Just Six Little Words

Obama’s efforts to woo evangelical voters may not be as clear cut as they seem.

Christianity Today July 5, 2008

Sen. Barack Obama told reporters Saturday that he is optimistic about winning the evangelical vote in November.

“If we show up, if we let folks know that we’re interested in them and we share a lot of common values, then we’re not going to win 100 percent of the evangelical vote. We might not even win 50 percent of the evangelical vote. But we will at least take some of the sharp edges off this divide that’s existed in our politics. And that hopefully will allow people to listen to each other, and that will help me govern over the long term.”

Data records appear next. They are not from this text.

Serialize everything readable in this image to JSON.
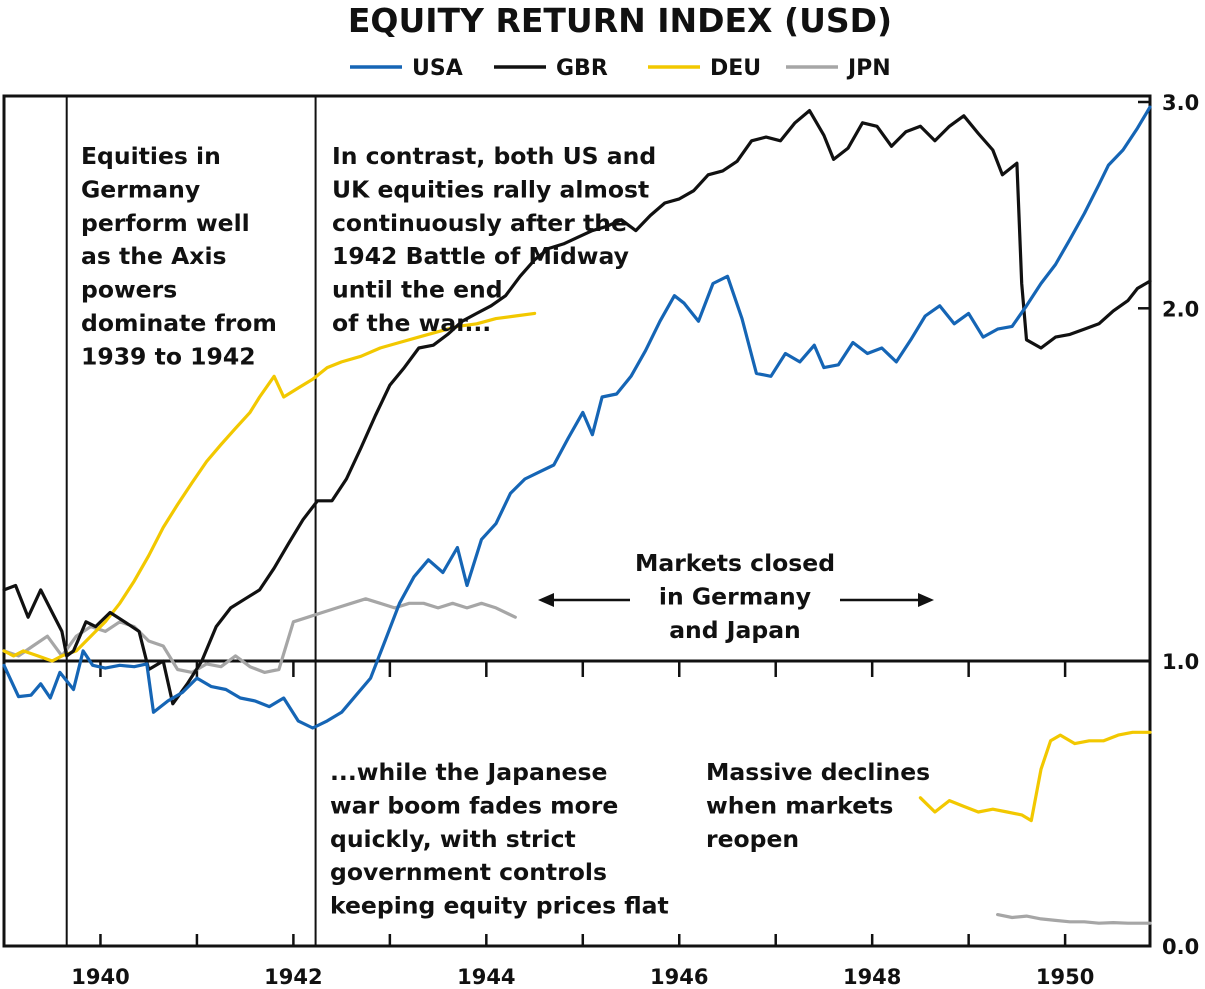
{
  "chart_data": {
    "type": "line",
    "title": "EQUITY RETURN INDEX (USD)",
    "xlabel": "",
    "ylabel": "",
    "x_ticks": [
      "1940",
      "1942",
      "1944",
      "1946",
      "1948",
      "1950"
    ],
    "y_ticks": [
      "0.0",
      "1.0",
      "2.0",
      "3.0"
    ],
    "xlim": [
      1939.0,
      1950.88
    ],
    "ylim": [
      0.0,
      3.0
    ],
    "y_scale": "log",
    "reference_line": 1.0,
    "vertical_markers": [
      1939.65,
      1942.23
    ],
    "legend_position": "top",
    "series": [
      {
        "name": "USA",
        "color": "#1565b5",
        "points": [
          [
            1939.0,
            0.985
          ],
          [
            1939.15,
            0.875
          ],
          [
            1939.28,
            0.88
          ],
          [
            1939.38,
            0.92
          ],
          [
            1939.48,
            0.87
          ],
          [
            1939.58,
            0.96
          ],
          [
            1939.72,
            0.9
          ],
          [
            1939.82,
            1.02
          ],
          [
            1939.92,
            0.985
          ],
          [
            1940.05,
            0.975
          ],
          [
            1940.2,
            0.985
          ],
          [
            1940.35,
            0.98
          ],
          [
            1940.48,
            0.99
          ],
          [
            1940.55,
            0.82
          ],
          [
            1940.7,
            0.86
          ],
          [
            1940.85,
            0.89
          ],
          [
            1941.0,
            0.94
          ],
          [
            1941.15,
            0.91
          ],
          [
            1941.3,
            0.9
          ],
          [
            1941.45,
            0.87
          ],
          [
            1941.6,
            0.86
          ],
          [
            1941.75,
            0.84
          ],
          [
            1941.9,
            0.87
          ],
          [
            1942.05,
            0.79
          ],
          [
            1942.2,
            0.765
          ],
          [
            1942.35,
            0.79
          ],
          [
            1942.5,
            0.82
          ],
          [
            1942.65,
            0.88
          ],
          [
            1942.8,
            0.94
          ],
          [
            1942.95,
            1.04
          ],
          [
            1943.1,
            1.12
          ],
          [
            1943.25,
            1.18
          ],
          [
            1943.4,
            1.22
          ],
          [
            1943.55,
            1.19
          ],
          [
            1943.7,
            1.25
          ],
          [
            1943.8,
            1.16
          ],
          [
            1943.95,
            1.27
          ],
          [
            1944.1,
            1.31
          ],
          [
            1944.25,
            1.39
          ],
          [
            1944.4,
            1.43
          ],
          [
            1944.55,
            1.45
          ],
          [
            1944.7,
            1.47
          ],
          [
            1944.85,
            1.55
          ],
          [
            1945.0,
            1.63
          ],
          [
            1945.1,
            1.56
          ],
          [
            1945.2,
            1.68
          ],
          [
            1945.35,
            1.69
          ],
          [
            1945.5,
            1.75
          ],
          [
            1945.65,
            1.84
          ],
          [
            1945.8,
            1.95
          ],
          [
            1945.95,
            2.05
          ],
          [
            1946.05,
            2.02
          ],
          [
            1946.2,
            1.95
          ],
          [
            1946.35,
            2.1
          ],
          [
            1946.5,
            2.13
          ],
          [
            1946.65,
            1.96
          ],
          [
            1946.8,
            1.76
          ],
          [
            1946.95,
            1.75
          ],
          [
            1947.1,
            1.83
          ],
          [
            1947.25,
            1.8
          ],
          [
            1947.4,
            1.86
          ],
          [
            1947.5,
            1.78
          ],
          [
            1947.65,
            1.79
          ],
          [
            1947.8,
            1.87
          ],
          [
            1947.95,
            1.83
          ],
          [
            1948.1,
            1.85
          ],
          [
            1948.25,
            1.8
          ],
          [
            1948.4,
            1.88
          ],
          [
            1948.55,
            1.97
          ],
          [
            1948.7,
            2.01
          ],
          [
            1948.85,
            1.94
          ],
          [
            1949.0,
            1.98
          ],
          [
            1949.15,
            1.89
          ],
          [
            1949.3,
            1.92
          ],
          [
            1949.45,
            1.93
          ],
          [
            1949.6,
            2.01
          ],
          [
            1949.75,
            2.1
          ],
          [
            1949.9,
            2.18
          ],
          [
            1950.05,
            2.29
          ],
          [
            1950.2,
            2.41
          ],
          [
            1950.35,
            2.55
          ],
          [
            1950.45,
            2.65
          ],
          [
            1950.6,
            2.73
          ],
          [
            1950.75,
            2.85
          ],
          [
            1950.88,
            2.97
          ]
        ]
      },
      {
        "name": "GBR",
        "color": "#111111",
        "points": [
          [
            1939.0,
            1.15
          ],
          [
            1939.12,
            1.16
          ],
          [
            1939.25,
            1.09
          ],
          [
            1939.38,
            1.15
          ],
          [
            1939.5,
            1.1
          ],
          [
            1939.6,
            1.06
          ],
          [
            1939.65,
            1.01
          ],
          [
            1939.72,
            1.02
          ],
          [
            1939.85,
            1.08
          ],
          [
            1939.95,
            1.07
          ],
          [
            1940.1,
            1.1
          ],
          [
            1940.25,
            1.08
          ],
          [
            1940.4,
            1.06
          ],
          [
            1940.5,
            0.97
          ],
          [
            1940.65,
            1.0
          ],
          [
            1940.75,
            0.85
          ],
          [
            1940.9,
            0.92
          ],
          [
            1941.05,
            1.0
          ],
          [
            1941.2,
            1.07
          ],
          [
            1941.35,
            1.11
          ],
          [
            1941.5,
            1.13
          ],
          [
            1941.65,
            1.15
          ],
          [
            1941.8,
            1.2
          ],
          [
            1941.95,
            1.26
          ],
          [
            1942.1,
            1.32
          ],
          [
            1942.25,
            1.37
          ],
          [
            1942.4,
            1.37
          ],
          [
            1942.55,
            1.43
          ],
          [
            1942.7,
            1.52
          ],
          [
            1942.85,
            1.62
          ],
          [
            1943.0,
            1.72
          ],
          [
            1943.15,
            1.78
          ],
          [
            1943.3,
            1.85
          ],
          [
            1943.45,
            1.86
          ],
          [
            1943.6,
            1.9
          ],
          [
            1943.75,
            1.95
          ],
          [
            1943.9,
            1.98
          ],
          [
            1944.05,
            2.01
          ],
          [
            1944.2,
            2.05
          ],
          [
            1944.35,
            2.13
          ],
          [
            1944.5,
            2.2
          ],
          [
            1944.65,
            2.25
          ],
          [
            1944.8,
            2.27
          ],
          [
            1944.95,
            2.3
          ],
          [
            1945.1,
            2.33
          ],
          [
            1945.25,
            2.35
          ],
          [
            1945.4,
            2.38
          ],
          [
            1945.55,
            2.33
          ],
          [
            1945.7,
            2.4
          ],
          [
            1945.85,
            2.46
          ],
          [
            1946.0,
            2.48
          ],
          [
            1946.15,
            2.52
          ],
          [
            1946.3,
            2.6
          ],
          [
            1946.45,
            2.62
          ],
          [
            1946.6,
            2.67
          ],
          [
            1946.75,
            2.78
          ],
          [
            1946.9,
            2.8
          ],
          [
            1947.05,
            2.78
          ],
          [
            1947.2,
            2.88
          ],
          [
            1947.35,
            2.95
          ],
          [
            1947.5,
            2.81
          ],
          [
            1947.6,
            2.68
          ],
          [
            1947.75,
            2.74
          ],
          [
            1947.9,
            2.88
          ],
          [
            1948.05,
            2.86
          ],
          [
            1948.2,
            2.75
          ],
          [
            1948.35,
            2.83
          ],
          [
            1948.5,
            2.86
          ],
          [
            1948.65,
            2.78
          ],
          [
            1948.8,
            2.86
          ],
          [
            1948.95,
            2.92
          ],
          [
            1949.1,
            2.82
          ],
          [
            1949.25,
            2.73
          ],
          [
            1949.35,
            2.6
          ],
          [
            1949.5,
            2.66
          ],
          [
            1949.55,
            2.1
          ],
          [
            1949.6,
            1.88
          ],
          [
            1949.75,
            1.85
          ],
          [
            1949.9,
            1.89
          ],
          [
            1950.05,
            1.9
          ],
          [
            1950.2,
            1.92
          ],
          [
            1950.35,
            1.94
          ],
          [
            1950.5,
            1.99
          ],
          [
            1950.65,
            2.03
          ],
          [
            1950.75,
            2.08
          ],
          [
            1950.88,
            2.11
          ]
        ]
      },
      {
        "name": "DEU",
        "color": "#f2c800",
        "points": [
          [
            1939.0,
            1.02
          ],
          [
            1939.1,
            1.01
          ],
          [
            1939.2,
            1.02
          ],
          [
            1939.35,
            1.01
          ],
          [
            1939.5,
            1.0
          ],
          [
            1939.6,
            1.01
          ],
          [
            1939.75,
            1.02
          ],
          [
            1939.9,
            1.05
          ],
          [
            1940.05,
            1.08
          ],
          [
            1940.2,
            1.12
          ],
          [
            1940.35,
            1.17
          ],
          [
            1940.5,
            1.23
          ],
          [
            1940.65,
            1.3
          ],
          [
            1940.8,
            1.36
          ],
          [
            1940.95,
            1.42
          ],
          [
            1941.1,
            1.48
          ],
          [
            1941.25,
            1.53
          ],
          [
            1941.4,
            1.58
          ],
          [
            1941.55,
            1.63
          ],
          [
            1941.65,
            1.68
          ],
          [
            1941.8,
            1.75
          ],
          [
            1941.9,
            1.68
          ],
          [
            1942.05,
            1.71
          ],
          [
            1942.2,
            1.74
          ],
          [
            1942.35,
            1.78
          ],
          [
            1942.5,
            1.8
          ],
          [
            1942.7,
            1.82
          ],
          [
            1942.9,
            1.85
          ],
          [
            1943.1,
            1.87
          ],
          [
            1943.3,
            1.89
          ],
          [
            1943.5,
            1.91
          ],
          [
            1943.7,
            1.93
          ],
          [
            1943.9,
            1.94
          ],
          [
            1944.1,
            1.96
          ],
          [
            1944.3,
            1.97
          ],
          [
            1944.5,
            1.98
          ]
        ]
      },
      {
        "name": "DEU (after reopening)",
        "color": "#f2c800",
        "points": [
          [
            1948.5,
            0.52
          ],
          [
            1948.65,
            0.47
          ],
          [
            1948.8,
            0.51
          ],
          [
            1948.95,
            0.49
          ],
          [
            1949.1,
            0.47
          ],
          [
            1949.25,
            0.48
          ],
          [
            1949.4,
            0.47
          ],
          [
            1949.55,
            0.46
          ],
          [
            1949.65,
            0.44
          ],
          [
            1949.75,
            0.62
          ],
          [
            1949.85,
            0.72
          ],
          [
            1949.95,
            0.74
          ],
          [
            1950.1,
            0.71
          ],
          [
            1950.25,
            0.72
          ],
          [
            1950.4,
            0.72
          ],
          [
            1950.55,
            0.74
          ],
          [
            1950.7,
            0.75
          ],
          [
            1950.88,
            0.75
          ]
        ]
      },
      {
        "name": "JPN",
        "color": "#a6a6a6",
        "points": [
          [
            1939.0,
            1.02
          ],
          [
            1939.15,
            1.01
          ],
          [
            1939.3,
            1.03
          ],
          [
            1939.45,
            1.05
          ],
          [
            1939.6,
            1.01
          ],
          [
            1939.75,
            1.05
          ],
          [
            1939.9,
            1.07
          ],
          [
            1940.05,
            1.06
          ],
          [
            1940.2,
            1.08
          ],
          [
            1940.35,
            1.07
          ],
          [
            1940.5,
            1.04
          ],
          [
            1940.65,
            1.03
          ],
          [
            1940.8,
            0.97
          ],
          [
            1940.95,
            0.96
          ],
          [
            1941.1,
            0.99
          ],
          [
            1941.25,
            0.98
          ],
          [
            1941.4,
            1.01
          ],
          [
            1941.55,
            0.98
          ],
          [
            1941.7,
            0.96
          ],
          [
            1941.85,
            0.97
          ],
          [
            1942.0,
            1.08
          ],
          [
            1942.15,
            1.09
          ],
          [
            1942.3,
            1.1
          ],
          [
            1942.45,
            1.11
          ],
          [
            1942.6,
            1.12
          ],
          [
            1942.75,
            1.13
          ],
          [
            1942.9,
            1.12
          ],
          [
            1943.05,
            1.11
          ],
          [
            1943.2,
            1.12
          ],
          [
            1943.35,
            1.12
          ],
          [
            1943.5,
            1.11
          ],
          [
            1943.65,
            1.12
          ],
          [
            1943.8,
            1.11
          ],
          [
            1943.95,
            1.12
          ],
          [
            1944.1,
            1.11
          ],
          [
            1944.3,
            1.09
          ]
        ]
      },
      {
        "name": "JPN (after reopening)",
        "color": "#a6a6a6",
        "points": [
          [
            1949.3,
            0.11
          ],
          [
            1949.45,
            0.1
          ],
          [
            1949.6,
            0.105
          ],
          [
            1949.75,
            0.095
          ],
          [
            1949.9,
            0.09
          ],
          [
            1950.05,
            0.085
          ],
          [
            1950.2,
            0.085
          ],
          [
            1950.35,
            0.08
          ],
          [
            1950.5,
            0.082
          ],
          [
            1950.65,
            0.08
          ],
          [
            1950.88,
            0.08
          ]
        ]
      }
    ],
    "legend": [
      {
        "label": "USA",
        "color": "#1565b5"
      },
      {
        "label": "GBR",
        "color": "#111111"
      },
      {
        "label": "DEU",
        "color": "#f2c800"
      },
      {
        "label": "JPN",
        "color": "#a6a6a6"
      }
    ],
    "annotations": [
      {
        "id": "axis-powers-note",
        "lines": [
          "Equities in",
          "Germany",
          "perform well",
          "as the Axis",
          "powers",
          "dominate from",
          "1939 to 1942"
        ]
      },
      {
        "id": "rally-note",
        "lines": [
          "In contrast, both US and",
          "UK equities rally almost",
          "continuously after the",
          "1942 Battle of Midway",
          "until the end",
          "of the war..."
        ]
      },
      {
        "id": "markets-closed-note",
        "lines": [
          "Markets closed",
          "in Germany",
          "and Japan"
        ]
      },
      {
        "id": "japan-boom-note",
        "lines": [
          "...while the Japanese",
          "war boom fades more",
          "quickly, with strict",
          "government controls",
          "keeping equity prices flat"
        ]
      },
      {
        "id": "massive-declines-note",
        "lines": [
          "Massive declines",
          "when markets",
          "reopen"
        ]
      }
    ]
  }
}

Obama promised Saturday that he will make “faith-based” social service “a moral center of my administration,” according to Jonathan Weisman of the Washington Post.

Barack Obama
Barack Obama

Earlier this week, Obama announced that he would increase funds for the office of Faith-Based and Community Initiatives. Although reporters called it an effort to reach out to evangelicals, Peter Steinfels at The New York Times outlines how Obama’s speech included six little words that sparked the dispute.

“First,” Obama said, “if you get a federal grant, you can’t use that grant money to proselytize to the people you help, and you can’t discriminate against them – or against the people you hire – on the basis of their religion.”

That little phrase between the dashes – “or against the people you hire” – ignited a political explosion, Seinfeld wrote.

There has been an ongoing debate over whether faith-based organizations can discriminate in hiring based on applicants’ religious beliefs, a nonnegotiable for many evangelical social-service providers.

When asked whether he would keep the office open, Obama told Christianity Today in January that he wants to see how the moneys have been allocated.

“One of the things that I think churches have to be mindful of is that if the federal government starts paying the piper, then they get to call the tune,” Obama told CT. “It can, over the long term, be an encroachment on religious freedom.”

Sen. John McCain’s spokesperson, Brett O’Donnell, told CT that the Arizona candidate wants faith-based groups to “have at least the same standing as they have now.”